En días pasados, leí en Twitter un mensaje de Edward Snowden, el exconsultor norteamericano, de la Agencia Central de Inteligencia (CIA) y la Agencia de Seguridad Nacional (NSA) ambas de los Estados Unidos de América.

Para refrescar su memoria, Edward Snowden, pasó a la fama en junio de 2013, cuando hizo mundialmente públicos “documentos clasificados” que, entre otros, incluían pruebas irrefutables de programas secretos de espionaje y vigilancia masiva a ciudadanos y funcionarios públicos de varias naciones, los cuales, altos funcionarios de EE. UU. pretendieron justificar en la Ley Patriota, pero Snowden declaró a los periódicos «The Guardian» y «The Washington Post», que los mismos se encontraban al margen de la ley y sin el control del Senado y de alguna autoridad judicial.

El mensaje de Twitter que captó mi atención decía (traducido del inglés al español):

“¿Alguna vez se han preguntado por qué los gobernantes mienten, sabiendo que serán descubiertos? Por asimetría. Es como un impuesto que recae sobre la resistencia u oposición de las personas”.

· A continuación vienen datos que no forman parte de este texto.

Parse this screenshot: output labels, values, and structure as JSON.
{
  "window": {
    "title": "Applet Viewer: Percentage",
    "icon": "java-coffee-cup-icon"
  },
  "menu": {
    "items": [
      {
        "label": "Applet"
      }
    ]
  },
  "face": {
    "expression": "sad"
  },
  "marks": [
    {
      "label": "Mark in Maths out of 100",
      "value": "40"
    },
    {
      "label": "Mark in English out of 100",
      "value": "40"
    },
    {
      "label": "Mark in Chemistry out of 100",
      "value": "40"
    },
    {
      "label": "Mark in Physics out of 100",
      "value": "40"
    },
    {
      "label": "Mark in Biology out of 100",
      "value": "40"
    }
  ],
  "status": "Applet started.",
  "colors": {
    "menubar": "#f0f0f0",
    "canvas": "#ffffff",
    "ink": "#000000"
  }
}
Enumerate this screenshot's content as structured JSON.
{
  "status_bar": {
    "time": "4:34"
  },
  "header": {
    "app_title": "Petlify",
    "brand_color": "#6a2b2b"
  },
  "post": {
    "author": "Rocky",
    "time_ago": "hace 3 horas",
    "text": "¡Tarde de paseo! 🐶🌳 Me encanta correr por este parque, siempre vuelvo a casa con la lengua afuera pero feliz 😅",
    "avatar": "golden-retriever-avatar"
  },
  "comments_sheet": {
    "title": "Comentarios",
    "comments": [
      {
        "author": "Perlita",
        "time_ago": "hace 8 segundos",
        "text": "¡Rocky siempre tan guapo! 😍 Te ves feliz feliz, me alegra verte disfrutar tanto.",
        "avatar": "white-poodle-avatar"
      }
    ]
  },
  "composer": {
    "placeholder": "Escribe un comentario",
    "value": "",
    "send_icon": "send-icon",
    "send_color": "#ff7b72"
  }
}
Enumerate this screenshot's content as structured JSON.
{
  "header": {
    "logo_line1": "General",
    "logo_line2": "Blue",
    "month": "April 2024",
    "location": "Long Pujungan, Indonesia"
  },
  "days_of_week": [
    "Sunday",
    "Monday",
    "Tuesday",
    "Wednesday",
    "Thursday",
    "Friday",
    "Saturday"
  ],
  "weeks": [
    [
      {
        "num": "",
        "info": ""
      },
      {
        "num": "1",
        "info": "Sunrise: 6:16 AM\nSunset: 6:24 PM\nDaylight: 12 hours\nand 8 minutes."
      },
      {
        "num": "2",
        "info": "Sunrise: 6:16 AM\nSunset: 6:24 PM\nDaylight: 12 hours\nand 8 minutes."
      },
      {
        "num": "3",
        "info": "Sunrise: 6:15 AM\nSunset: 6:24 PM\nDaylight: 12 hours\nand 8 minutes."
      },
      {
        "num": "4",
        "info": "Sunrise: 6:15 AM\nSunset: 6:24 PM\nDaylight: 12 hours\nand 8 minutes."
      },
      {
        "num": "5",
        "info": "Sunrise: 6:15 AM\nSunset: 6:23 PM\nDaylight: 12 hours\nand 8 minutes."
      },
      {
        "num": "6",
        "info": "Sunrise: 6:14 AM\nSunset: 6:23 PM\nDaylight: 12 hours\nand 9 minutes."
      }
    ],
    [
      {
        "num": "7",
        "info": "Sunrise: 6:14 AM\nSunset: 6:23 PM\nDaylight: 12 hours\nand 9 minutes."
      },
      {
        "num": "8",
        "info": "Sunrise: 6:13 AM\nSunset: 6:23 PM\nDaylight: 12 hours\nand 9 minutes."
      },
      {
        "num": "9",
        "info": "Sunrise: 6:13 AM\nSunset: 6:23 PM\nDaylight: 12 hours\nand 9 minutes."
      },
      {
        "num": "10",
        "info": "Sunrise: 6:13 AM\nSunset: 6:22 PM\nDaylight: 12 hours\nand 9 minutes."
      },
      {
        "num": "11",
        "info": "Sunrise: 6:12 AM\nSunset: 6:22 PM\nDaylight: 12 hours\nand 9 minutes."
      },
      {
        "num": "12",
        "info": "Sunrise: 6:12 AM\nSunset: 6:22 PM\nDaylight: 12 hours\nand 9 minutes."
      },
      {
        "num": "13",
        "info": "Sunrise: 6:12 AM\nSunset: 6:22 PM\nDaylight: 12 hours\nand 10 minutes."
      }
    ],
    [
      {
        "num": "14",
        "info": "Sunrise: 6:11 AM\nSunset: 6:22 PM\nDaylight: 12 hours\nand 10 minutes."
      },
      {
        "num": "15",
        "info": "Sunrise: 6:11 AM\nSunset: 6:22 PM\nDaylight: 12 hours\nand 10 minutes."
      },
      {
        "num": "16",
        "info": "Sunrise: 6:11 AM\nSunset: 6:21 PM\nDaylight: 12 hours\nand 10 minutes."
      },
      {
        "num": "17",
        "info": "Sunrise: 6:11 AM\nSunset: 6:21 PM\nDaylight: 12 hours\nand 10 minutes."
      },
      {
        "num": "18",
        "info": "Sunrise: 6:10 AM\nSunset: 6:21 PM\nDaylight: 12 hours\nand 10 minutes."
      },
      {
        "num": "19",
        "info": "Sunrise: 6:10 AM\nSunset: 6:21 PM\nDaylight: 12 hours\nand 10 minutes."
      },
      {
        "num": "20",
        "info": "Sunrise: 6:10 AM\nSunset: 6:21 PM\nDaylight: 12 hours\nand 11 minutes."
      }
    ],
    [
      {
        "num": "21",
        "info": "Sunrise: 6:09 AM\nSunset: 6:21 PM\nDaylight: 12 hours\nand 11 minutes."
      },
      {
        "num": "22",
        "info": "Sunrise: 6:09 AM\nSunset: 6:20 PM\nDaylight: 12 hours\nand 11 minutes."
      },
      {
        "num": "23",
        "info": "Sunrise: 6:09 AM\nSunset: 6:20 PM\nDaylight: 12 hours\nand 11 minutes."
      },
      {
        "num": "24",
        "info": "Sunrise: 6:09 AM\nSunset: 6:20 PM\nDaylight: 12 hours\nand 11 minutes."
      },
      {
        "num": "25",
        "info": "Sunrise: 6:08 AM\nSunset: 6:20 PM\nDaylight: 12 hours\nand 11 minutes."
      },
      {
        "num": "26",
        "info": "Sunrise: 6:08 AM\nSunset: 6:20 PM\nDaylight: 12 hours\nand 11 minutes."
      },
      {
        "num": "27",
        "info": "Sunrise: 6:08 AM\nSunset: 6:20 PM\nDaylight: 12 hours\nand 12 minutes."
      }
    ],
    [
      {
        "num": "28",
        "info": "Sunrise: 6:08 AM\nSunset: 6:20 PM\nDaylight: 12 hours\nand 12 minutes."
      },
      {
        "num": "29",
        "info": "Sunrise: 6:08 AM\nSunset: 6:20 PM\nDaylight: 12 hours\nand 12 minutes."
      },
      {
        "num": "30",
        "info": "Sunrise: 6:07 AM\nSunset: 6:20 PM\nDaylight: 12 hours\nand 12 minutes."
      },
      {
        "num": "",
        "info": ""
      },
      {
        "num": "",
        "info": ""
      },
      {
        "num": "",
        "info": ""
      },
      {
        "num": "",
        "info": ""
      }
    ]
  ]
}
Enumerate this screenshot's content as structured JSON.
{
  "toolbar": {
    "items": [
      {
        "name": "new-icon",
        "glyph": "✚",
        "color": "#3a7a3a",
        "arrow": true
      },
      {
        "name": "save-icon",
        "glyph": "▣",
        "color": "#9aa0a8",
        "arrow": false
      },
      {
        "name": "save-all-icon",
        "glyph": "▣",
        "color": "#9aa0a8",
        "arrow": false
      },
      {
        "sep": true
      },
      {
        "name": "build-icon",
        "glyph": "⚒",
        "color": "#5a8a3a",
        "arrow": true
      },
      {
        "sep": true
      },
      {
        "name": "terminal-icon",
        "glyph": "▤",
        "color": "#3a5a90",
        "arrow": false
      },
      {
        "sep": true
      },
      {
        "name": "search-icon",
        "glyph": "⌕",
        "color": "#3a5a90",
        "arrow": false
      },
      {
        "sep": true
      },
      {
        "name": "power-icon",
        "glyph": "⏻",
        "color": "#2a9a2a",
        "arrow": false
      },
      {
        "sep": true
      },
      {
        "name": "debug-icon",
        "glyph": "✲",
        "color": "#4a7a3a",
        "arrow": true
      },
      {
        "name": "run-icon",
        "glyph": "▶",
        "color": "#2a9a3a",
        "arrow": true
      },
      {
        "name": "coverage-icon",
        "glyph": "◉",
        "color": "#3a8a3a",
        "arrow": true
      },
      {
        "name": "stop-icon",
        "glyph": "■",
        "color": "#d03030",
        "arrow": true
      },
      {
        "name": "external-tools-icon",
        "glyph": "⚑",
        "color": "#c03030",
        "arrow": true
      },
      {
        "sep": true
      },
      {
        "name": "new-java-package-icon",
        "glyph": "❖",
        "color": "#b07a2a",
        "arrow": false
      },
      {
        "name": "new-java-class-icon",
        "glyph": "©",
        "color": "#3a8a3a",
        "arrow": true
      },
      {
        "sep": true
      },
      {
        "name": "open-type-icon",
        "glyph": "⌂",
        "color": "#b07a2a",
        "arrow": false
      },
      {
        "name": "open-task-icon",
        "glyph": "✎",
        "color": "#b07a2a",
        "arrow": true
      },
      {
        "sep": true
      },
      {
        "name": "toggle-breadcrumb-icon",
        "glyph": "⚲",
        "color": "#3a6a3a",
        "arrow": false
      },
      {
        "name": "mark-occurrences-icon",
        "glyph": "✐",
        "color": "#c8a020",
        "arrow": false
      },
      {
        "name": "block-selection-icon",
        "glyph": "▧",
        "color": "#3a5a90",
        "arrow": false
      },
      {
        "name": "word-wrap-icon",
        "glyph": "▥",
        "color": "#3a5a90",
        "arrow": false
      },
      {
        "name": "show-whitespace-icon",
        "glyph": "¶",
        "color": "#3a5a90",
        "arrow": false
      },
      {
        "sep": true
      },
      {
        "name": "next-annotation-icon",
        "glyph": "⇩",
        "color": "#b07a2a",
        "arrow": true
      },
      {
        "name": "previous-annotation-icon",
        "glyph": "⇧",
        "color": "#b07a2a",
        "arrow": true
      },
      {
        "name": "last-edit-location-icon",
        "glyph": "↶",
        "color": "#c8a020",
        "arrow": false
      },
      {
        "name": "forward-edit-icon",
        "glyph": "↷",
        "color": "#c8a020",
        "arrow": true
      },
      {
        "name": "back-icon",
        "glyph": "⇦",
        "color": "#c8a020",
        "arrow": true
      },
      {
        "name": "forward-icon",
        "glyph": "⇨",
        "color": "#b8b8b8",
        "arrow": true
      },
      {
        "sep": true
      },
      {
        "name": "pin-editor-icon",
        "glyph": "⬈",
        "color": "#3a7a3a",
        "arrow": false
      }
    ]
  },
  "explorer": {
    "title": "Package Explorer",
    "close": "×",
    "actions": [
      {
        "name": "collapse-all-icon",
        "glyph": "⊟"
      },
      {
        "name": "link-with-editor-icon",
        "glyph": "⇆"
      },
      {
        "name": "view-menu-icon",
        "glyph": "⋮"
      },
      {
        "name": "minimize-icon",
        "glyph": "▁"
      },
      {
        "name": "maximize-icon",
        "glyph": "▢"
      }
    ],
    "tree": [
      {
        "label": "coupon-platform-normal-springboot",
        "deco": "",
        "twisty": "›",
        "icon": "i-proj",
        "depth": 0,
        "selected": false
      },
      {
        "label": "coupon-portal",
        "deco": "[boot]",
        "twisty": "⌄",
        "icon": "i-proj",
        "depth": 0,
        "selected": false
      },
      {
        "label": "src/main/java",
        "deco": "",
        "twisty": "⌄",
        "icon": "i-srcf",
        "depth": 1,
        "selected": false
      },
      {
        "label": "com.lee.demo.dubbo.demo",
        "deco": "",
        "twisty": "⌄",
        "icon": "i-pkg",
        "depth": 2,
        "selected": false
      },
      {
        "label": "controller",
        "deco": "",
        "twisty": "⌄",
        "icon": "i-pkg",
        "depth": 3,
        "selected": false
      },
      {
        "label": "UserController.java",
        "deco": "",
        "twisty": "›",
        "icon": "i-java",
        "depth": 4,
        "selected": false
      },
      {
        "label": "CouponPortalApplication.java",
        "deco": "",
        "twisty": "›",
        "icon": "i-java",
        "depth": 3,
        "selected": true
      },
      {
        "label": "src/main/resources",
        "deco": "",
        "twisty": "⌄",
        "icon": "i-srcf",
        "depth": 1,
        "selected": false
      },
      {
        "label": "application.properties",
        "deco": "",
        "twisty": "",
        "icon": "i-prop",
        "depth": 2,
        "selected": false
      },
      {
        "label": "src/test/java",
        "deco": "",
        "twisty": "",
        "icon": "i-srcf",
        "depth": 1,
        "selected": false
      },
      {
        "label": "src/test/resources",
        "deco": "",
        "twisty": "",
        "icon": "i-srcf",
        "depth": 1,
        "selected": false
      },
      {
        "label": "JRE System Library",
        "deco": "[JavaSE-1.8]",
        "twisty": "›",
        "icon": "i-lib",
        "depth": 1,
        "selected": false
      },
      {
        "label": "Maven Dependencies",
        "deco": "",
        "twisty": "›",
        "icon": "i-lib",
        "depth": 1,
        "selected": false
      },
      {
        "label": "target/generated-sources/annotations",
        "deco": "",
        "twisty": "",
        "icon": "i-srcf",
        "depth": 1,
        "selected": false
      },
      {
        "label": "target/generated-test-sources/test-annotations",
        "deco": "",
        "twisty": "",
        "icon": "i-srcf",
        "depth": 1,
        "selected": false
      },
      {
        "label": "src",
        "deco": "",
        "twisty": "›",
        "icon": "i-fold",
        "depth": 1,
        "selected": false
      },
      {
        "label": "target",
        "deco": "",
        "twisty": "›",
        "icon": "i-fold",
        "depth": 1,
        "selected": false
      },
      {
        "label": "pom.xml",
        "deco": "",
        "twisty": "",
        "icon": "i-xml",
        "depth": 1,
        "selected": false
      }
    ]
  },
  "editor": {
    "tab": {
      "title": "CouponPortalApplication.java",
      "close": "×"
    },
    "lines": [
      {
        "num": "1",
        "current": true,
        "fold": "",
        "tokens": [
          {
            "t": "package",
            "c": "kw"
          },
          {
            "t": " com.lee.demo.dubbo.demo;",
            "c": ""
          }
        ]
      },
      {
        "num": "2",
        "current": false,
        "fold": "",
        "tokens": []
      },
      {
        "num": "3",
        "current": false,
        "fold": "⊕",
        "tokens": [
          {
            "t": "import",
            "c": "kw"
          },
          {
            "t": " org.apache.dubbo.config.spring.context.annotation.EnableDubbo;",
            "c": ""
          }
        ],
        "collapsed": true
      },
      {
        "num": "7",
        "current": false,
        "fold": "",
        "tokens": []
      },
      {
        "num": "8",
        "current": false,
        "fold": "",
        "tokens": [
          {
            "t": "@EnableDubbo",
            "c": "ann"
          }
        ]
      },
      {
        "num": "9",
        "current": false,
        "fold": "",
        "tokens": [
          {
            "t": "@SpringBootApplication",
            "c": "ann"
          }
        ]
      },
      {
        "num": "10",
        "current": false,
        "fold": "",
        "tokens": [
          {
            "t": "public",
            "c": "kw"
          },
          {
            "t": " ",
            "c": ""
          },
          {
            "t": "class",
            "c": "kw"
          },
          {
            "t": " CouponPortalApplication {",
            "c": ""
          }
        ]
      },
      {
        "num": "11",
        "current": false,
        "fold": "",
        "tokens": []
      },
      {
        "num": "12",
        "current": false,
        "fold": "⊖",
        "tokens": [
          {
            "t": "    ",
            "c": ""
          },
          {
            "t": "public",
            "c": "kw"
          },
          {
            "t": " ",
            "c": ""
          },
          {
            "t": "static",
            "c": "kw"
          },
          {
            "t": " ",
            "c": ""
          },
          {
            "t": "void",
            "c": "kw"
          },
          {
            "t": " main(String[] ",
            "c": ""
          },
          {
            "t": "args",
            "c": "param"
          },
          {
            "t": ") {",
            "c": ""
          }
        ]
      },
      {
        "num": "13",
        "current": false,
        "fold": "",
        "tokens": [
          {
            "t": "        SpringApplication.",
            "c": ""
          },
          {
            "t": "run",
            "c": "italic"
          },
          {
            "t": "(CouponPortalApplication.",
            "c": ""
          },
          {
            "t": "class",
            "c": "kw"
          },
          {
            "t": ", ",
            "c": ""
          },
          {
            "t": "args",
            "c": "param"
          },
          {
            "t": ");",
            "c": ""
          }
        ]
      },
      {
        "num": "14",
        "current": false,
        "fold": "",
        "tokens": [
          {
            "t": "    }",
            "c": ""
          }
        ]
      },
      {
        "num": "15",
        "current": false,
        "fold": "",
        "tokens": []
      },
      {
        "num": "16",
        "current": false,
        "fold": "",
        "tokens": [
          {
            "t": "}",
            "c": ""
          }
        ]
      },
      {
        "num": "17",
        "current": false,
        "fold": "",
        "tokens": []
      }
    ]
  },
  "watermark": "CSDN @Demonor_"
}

Y luego, fundamenta su razonamiento con la Ley de Brandolini. Técnicamente esta no es una ley, sino más bien, un principio que nace de la reflexión y la experiencia.

El origen de la Ley de Brandolini se le atribuye a Alberto Brandolini, un desarrollador de programas de computación, de nacionalidad italiana, la cual traducida del inglés al español reza:

“La cantidad de energía que se necesita para refutar (o corregir) una estupidez, es de magnitud superior a la que se necesita para producir esa misma estupidez”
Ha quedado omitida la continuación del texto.